/news/green
Navigation

«La province au complet est arrosée au ''Roundup''»

Coup d'oeil sur cet article

Gilles Audette est le président d’Agri-Fusion, la plus grande ferme biologique au Québec. Il est catégorique: il faut que les producteurs de grandes cultures changent leur façon de faire et abandonnent les pesticides en agriculture, pour l’environnement, la santé humaine, mais aussi parce que c’est tout simplement plus rentable.  

Sur ses 3000 hectares de terres, dont 50% sont en location, on retrouve des cultures de toutes sortes: maïs, soja, haricot, blé et, depuis peu, de la production maraîchère.  

C’est en l’an 2000 qu’il a choisi de transformer son entreprise agricole pour devenir 100% bio, un défi qu’il a relevé avec succès avec ses partenaires.  

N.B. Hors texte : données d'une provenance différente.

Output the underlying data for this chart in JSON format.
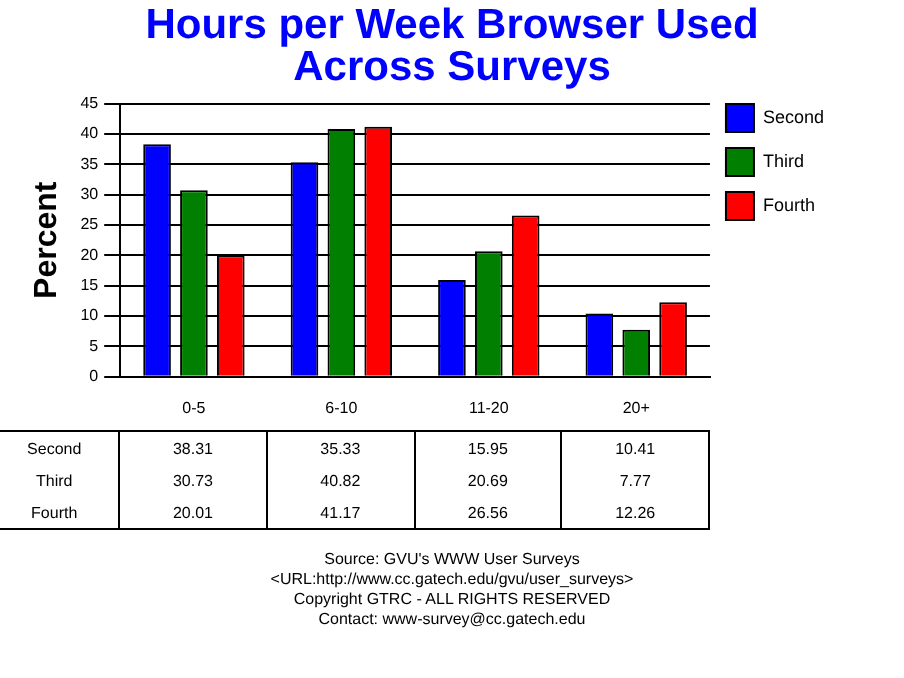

«Ça va très bien, les rendements sont là, la rentabilité est là, c’est juste que... ça ne fait pas l’affaire de tout le monde», a-t-il expliqué en entrevue avec TVANouvelles.ca.  

Il déplore le fait que l’utilisation des pesticides ait bondi au Québec et dans le monde au cours des 10 dernières années, incluant la présence de glyphosate dans la province.  

«Il y a encore des arrosages aériens qui se font, la province au complet est arrosée au Roundup. Les terres du monde entier sont inondées de glyphosate. Il y en a partout, dans la terre, dans l’eau», a-t-il dit.  

L’industrie des pesticides est très lucrative: si M. Audette devait utiliser des pesticides pour ses 3000 hectares de terres, il lui en coûterait 1,5 million $ par année.  

«Je n’en mets pas, donc je figure que je mets l’argent dans mes poches», a-t-il déclaré avec fierté.  

De plus, les aliments biologiques se vendent plus cher, plus du double que les aliments cultivés en agriculture traditionnelle.  

Plus difficile, mais plus payant  

Cultiver bio demande beaucoup plus de travail et d’investissements, mais ça vaut le coût et ça fonctionne selon lui.  

«En biologique, si on a une proportion pas trop importante de mauvaises herbes, le rendement ne sera pas trop affecté», a-t-il assuré.  

Bien sûr, il existe de petites fermes biologiques, mais puisque leurs superficies sont peu étendues, elles ont peu d’impact sur l’environnement.  

Entre 2% et 3% des terres agricoles seulement sont certifiées bio au Québec.  

Il aimerait convaincre les agriculteurs conventionnels de se mettre au bio, mais changer une façon de faire bien ancrée dans les mœurs n’est pas facile.  

Sa ferme sera visitée par les parlementaires le 9 septembre prochain dans le cadre des consultations sur l’utilisation des pesticides en agriculture.  

Étude-choc  

Mercredi, une étude de la Fondation David Suzuki établissait une relation entre l’autisme et l’utilisation des pesticides.  

Le gouvernement québécois devrait reconnaître le Parkinson comme une maladie professionnelle, puisque de nombreuses études ont montré la causalité entre les pesticides et ce mal neurodégénératif incurable.  

C’est l’une des recommandations que comptent présenter de pair la Fondation David Suzuki et l’organisme Parkinson Québec à la fin du mois, quand la commission parlementaire sur les pesticides entamera ses travaux.